Regierungsparteien feilschen um Wirtschaftspaket

Die Bundesregierung arbeitet an einem Wirtschaftspaket. Dieses soll am Dienstag im Ministerrat beschlossen werden. Im Kern soll es dem Vernehmen nach um Anreize für Investitionen von Firmen gehen, im Raum steht ein Volumen von bis zu einer Viertelmilliarde Euro. Die Abschaffung der kalten Progression, die ebenfalls verhandelt wird, dürfte hingegen vertagt werden.

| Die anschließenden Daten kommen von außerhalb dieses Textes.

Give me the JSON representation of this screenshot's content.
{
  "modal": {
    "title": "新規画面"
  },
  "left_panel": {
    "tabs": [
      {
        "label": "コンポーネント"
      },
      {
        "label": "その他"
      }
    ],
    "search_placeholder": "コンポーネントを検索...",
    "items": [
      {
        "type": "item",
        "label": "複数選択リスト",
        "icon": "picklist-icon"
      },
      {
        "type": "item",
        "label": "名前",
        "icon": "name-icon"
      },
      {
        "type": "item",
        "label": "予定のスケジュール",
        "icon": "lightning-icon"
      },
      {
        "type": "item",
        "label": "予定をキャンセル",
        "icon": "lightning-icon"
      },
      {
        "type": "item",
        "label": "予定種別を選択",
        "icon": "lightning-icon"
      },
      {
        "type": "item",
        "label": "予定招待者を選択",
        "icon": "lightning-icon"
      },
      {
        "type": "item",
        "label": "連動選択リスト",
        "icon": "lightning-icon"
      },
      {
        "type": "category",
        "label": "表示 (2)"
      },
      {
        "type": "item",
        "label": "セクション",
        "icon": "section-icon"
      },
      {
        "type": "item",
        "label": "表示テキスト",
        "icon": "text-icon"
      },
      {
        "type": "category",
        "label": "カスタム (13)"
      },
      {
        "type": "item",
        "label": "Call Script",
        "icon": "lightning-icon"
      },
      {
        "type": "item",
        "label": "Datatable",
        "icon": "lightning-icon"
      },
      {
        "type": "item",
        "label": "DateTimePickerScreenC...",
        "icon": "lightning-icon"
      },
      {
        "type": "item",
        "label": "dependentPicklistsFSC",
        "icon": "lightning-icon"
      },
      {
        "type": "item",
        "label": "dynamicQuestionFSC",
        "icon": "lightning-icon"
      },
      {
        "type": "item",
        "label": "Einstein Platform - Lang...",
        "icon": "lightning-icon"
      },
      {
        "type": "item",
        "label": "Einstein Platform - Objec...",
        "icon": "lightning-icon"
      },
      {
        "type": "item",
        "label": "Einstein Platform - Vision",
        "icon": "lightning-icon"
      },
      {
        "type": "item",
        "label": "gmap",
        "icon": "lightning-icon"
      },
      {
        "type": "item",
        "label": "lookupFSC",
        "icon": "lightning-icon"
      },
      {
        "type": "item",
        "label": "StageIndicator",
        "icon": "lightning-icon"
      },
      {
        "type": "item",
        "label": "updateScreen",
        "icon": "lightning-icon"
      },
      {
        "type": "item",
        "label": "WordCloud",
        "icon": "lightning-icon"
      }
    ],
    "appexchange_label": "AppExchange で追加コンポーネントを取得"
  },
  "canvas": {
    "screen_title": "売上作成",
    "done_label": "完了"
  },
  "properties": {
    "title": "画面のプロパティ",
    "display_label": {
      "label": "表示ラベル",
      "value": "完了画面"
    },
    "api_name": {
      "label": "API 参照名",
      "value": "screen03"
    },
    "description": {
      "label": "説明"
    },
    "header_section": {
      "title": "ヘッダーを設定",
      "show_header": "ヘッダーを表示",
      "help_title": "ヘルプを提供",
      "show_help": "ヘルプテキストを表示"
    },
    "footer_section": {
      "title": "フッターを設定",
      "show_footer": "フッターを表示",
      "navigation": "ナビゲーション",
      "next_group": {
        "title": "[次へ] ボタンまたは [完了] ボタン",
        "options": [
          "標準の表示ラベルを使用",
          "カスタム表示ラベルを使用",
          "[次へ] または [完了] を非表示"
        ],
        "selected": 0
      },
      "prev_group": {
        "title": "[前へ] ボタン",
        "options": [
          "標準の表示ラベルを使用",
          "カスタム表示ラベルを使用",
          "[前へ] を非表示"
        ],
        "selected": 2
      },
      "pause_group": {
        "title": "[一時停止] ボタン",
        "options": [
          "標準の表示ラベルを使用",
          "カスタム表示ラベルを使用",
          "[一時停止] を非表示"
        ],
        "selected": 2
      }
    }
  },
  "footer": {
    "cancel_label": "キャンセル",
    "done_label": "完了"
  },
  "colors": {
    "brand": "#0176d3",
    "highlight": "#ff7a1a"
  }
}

Die kalte Progression sei zwar weiter in der Verhandlungsmasse und eine Einigung werde nicht ausgeschlossen, hieß es, aber: Es könne genauso gut sein, dass sie noch nicht dabei ist, sagte ein Insider. Ohnehin gebe es bei der kalten Progression keinen Zeitdruck, da die Reform erst ab 2018 oder 2019 greifen soll. Es sei also auch später noch Zeit. Bisher wollten sich SPÖ und ÖVP in diesem Punkt noch heuer einigen, Kanzleramtsminister Thomas Drozda (SPÖ) hatte sogar den Oktober als Deadline genannt.

Offiziell äußerte sich am Montag aus der Regierung niemand zum Stand der Gespräche. "Wir müssen die Verhandlungen abwarten", sagte Drozdas Sprecher. "Die Verhandlungen laufen", sagte der Sprecher von Finanzminister Hans Jörg Schelling (ÖVP). Es wird erwartet, dass das Paket Thema in der Koordinierungssitzung am Montagnachmittag sein wird, eine Einigung könnte es auch erst in der Nacht auf Dienstag geben.

In Verhandlung sind eine Reihe an Ideen: Eine KMU-Prämie für kleinere und mittlere Unternehmen, ein Investitionsfreibetrag bzw. eine Investitionszuwachsprämie, eine degressive Abschreibung, eine Kommunalfinanzierung, eine Ausbildungsgarantie bis 25, eine Novelle der Rot-Weiß-Rot-Card und eine Mitarbeiter-Beteiligung sowie eventuell eine Forschungsbeteiligungsgesellschaft.

Ausgeklammert wurde hingegen offenbar das Thema Arbeitszeitflexibilisierung. Den Wunsch der Unternehmen, die tägliche Arbeitszeit von zehn auf zwölf Stunden zu erhöhen, verknüpft die Arbeitnehmerseite nämlich mit einem leichteren Zugang zur sechsten Urlaubswoche - dementsprechend positioniert sind auch ÖVP und SPÖ.

Kanzler Christian Kern (SPÖ) hatte im Mai beim Amtsantritt einen "New Deal" ausgerufen, die für morgen geplanten Ergebnisse der Wirtschaftsarbeitsgruppe sollen ein Teil davon sein.